🤖 AI Summary
This paper investigates the potential and challenges of integrating large language models (LLMs) across the full lifecycle of agent-based modeling (ABM)—from problem formulation and model design to implementation, analysis, interpretation, and dissemination. Adopting a process-oriented approach, it systematically maps LLM capabilities—including text generation, information extraction, logical reasoning, and natural language interaction—to each ABM stage, offering the first comprehensive mapping of such synergies. The study proposes a critical integration framework that delineates current practical boundaries, technical limitations (e.g., interpretability, reliability, domain adaptability), and key risks (e.g., hallucination, bias, lack of formal validation). By synthesizing empirical insights and conceptual analysis, the work establishes foundational principles and methodological guidelines for the safe, transparent, and trustworthy incorporation of LLMs in computational social science and complex systems modeling. (149 words)
📝 Abstract
The emergence of Large Language Models (LLMs) with increasingly sophisticated natural language understanding and generative capabilities has sparked interest in the Agent-based Modelling (ABM) community.
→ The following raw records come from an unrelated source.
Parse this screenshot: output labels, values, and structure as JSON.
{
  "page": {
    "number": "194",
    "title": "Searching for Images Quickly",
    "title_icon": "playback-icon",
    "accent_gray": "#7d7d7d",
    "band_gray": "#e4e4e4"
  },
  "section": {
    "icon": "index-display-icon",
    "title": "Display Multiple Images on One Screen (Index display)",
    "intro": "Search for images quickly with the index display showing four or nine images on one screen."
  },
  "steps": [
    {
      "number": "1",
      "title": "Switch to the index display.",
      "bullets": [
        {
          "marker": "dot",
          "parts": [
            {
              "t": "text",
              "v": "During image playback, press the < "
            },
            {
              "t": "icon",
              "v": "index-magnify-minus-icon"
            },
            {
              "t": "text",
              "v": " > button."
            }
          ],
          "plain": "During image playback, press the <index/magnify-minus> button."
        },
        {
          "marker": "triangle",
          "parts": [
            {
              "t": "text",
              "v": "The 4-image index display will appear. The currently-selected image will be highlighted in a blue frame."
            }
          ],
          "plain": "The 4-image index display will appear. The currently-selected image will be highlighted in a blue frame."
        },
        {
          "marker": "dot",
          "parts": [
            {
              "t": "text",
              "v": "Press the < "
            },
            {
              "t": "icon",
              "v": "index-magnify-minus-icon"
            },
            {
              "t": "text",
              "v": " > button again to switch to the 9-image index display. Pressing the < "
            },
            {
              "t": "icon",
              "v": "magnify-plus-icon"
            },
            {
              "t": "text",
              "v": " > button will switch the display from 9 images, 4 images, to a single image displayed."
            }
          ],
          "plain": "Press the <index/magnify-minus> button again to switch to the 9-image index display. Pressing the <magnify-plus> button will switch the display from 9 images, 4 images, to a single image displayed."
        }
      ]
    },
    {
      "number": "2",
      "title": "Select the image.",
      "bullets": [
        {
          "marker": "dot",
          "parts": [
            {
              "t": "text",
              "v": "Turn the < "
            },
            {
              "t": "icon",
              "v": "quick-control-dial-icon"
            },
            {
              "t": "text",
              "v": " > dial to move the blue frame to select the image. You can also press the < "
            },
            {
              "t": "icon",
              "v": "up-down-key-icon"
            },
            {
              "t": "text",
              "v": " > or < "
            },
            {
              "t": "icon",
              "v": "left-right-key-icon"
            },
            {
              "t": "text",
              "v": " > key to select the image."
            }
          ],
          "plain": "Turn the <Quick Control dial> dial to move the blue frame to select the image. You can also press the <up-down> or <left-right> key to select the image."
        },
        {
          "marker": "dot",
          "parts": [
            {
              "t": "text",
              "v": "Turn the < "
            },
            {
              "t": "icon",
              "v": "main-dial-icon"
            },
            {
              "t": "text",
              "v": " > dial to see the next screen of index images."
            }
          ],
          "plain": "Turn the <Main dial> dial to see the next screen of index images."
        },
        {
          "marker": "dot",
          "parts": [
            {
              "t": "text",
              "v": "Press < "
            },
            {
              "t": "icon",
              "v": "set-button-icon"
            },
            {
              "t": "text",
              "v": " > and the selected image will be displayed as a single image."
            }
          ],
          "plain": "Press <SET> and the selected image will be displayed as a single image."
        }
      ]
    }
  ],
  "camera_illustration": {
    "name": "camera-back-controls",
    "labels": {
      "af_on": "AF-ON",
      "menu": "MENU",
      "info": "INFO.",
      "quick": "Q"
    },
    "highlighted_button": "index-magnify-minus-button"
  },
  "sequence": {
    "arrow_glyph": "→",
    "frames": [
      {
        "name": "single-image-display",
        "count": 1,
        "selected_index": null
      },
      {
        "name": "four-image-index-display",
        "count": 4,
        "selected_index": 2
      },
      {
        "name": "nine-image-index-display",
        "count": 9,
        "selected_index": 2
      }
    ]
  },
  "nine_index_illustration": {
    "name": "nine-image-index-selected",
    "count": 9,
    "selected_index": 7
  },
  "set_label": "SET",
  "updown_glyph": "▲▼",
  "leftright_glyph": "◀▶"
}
With their ability to summarize, generate, analyze, categorize, transcribe and translate text, answer questions, propose explanations, sustain dialogue, extract information from unstructured text, and perform logical reasoning and problem-solving tasks, LLMs have a good potential to contribute to the modelling process. After reviewing the current use of LLMs in ABM, this study reflects on the opportunities and challenges of the potential use of LLMs in ABM. It does so by following the modelling cycle, from problem formulation to documentation and communication of model results, and holding a critical stance.